Accepted_test
A software package was developed to extract data from available information resources about all human genes and their transcripts, promoter sequences and SNPs localization in them. A multi-threaded version of the SNP_TATA_Comparator program was developed to genome-wide analysis for assess the influence of known SNPs in the promoters of all human genes on changes in the affinity of TBP for DNA and in the expression of these genes. Integration of genomic data with clinical and phenotypic observations presented in the ClinVar database was carried out.
As a result, the database contains the following information:
- 62603 genes, of which 19314 encode proteins.
- 117414 transcripts, of which 63141 encode proteins.
- 5,305,816 SNP variants in gene promoters in the [-90,-1] interval from the start of transcription, of which 3,199,285 are in the promoters of protein-coding genes.

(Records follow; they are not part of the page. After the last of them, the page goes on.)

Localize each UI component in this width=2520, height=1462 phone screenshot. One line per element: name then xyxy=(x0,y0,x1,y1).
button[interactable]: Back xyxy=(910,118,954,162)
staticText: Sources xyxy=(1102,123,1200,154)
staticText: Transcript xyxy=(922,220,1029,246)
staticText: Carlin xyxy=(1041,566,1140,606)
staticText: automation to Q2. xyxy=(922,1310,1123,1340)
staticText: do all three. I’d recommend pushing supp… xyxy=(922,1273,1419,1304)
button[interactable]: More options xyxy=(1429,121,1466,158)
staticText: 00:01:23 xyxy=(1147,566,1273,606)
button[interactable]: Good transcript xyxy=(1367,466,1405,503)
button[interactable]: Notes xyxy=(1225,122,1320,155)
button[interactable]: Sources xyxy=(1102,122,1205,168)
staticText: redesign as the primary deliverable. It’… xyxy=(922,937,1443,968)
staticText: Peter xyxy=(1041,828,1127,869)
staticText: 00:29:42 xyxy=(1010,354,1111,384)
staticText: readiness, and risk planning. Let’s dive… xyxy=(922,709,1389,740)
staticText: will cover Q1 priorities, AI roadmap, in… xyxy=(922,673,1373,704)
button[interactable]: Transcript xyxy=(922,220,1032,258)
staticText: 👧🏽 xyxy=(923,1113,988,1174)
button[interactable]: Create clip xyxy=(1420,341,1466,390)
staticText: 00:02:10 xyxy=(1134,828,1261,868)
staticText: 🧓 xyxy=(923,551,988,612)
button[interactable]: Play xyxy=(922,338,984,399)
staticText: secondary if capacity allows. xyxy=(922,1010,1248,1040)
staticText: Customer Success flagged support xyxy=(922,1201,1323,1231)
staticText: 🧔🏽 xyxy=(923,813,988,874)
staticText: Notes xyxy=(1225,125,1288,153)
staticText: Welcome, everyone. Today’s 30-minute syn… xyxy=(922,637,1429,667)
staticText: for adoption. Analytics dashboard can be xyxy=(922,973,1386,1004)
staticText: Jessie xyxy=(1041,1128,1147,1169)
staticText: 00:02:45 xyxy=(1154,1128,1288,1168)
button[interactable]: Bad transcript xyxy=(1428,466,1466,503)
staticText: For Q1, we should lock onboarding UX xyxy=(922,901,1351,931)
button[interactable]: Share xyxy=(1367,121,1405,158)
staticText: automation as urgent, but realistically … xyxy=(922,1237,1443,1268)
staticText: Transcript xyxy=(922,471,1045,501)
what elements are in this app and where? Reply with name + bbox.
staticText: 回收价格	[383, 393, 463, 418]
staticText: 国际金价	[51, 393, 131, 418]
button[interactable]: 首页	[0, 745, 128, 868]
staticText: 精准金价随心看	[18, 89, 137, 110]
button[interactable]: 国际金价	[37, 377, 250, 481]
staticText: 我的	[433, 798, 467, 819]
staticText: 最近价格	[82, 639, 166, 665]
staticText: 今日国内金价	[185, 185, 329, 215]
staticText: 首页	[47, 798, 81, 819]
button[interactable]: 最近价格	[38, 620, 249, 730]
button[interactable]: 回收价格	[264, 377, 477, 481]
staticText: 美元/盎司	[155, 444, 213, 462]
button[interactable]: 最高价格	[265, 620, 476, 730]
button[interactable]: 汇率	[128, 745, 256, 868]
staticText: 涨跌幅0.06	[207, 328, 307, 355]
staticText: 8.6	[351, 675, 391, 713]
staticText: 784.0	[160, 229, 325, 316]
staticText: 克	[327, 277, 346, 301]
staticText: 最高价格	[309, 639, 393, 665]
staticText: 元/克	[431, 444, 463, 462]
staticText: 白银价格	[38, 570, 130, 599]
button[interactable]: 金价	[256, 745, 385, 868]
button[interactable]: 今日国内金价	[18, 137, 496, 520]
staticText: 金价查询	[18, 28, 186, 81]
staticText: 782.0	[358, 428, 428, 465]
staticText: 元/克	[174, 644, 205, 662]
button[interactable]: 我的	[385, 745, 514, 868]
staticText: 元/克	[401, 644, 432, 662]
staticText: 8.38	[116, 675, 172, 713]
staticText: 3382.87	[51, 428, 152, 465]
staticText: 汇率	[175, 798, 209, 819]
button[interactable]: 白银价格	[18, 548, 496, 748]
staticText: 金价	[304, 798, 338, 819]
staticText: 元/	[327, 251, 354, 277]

- For 445,875 SNP variants in the promoter of a protein-coding gene, we predicted that they statistically significantly (p-value < 0.05) change the level of TBP affinity for this promoter. Among them, for 3847 SNP variants, there are clinical and phenotypic observations presented in the ClinVar database.
The results of genome-wide data analysis are presented, including the features of the distribution of genes by the number of transcripts, the distribution of SNPs affecting the affinity of TBP to DNA by positions within promoters, as well as patterns linking the affinity of TBP to the promoter, the specificity of the TBP binding site to the promoter and other characteristics of promoters.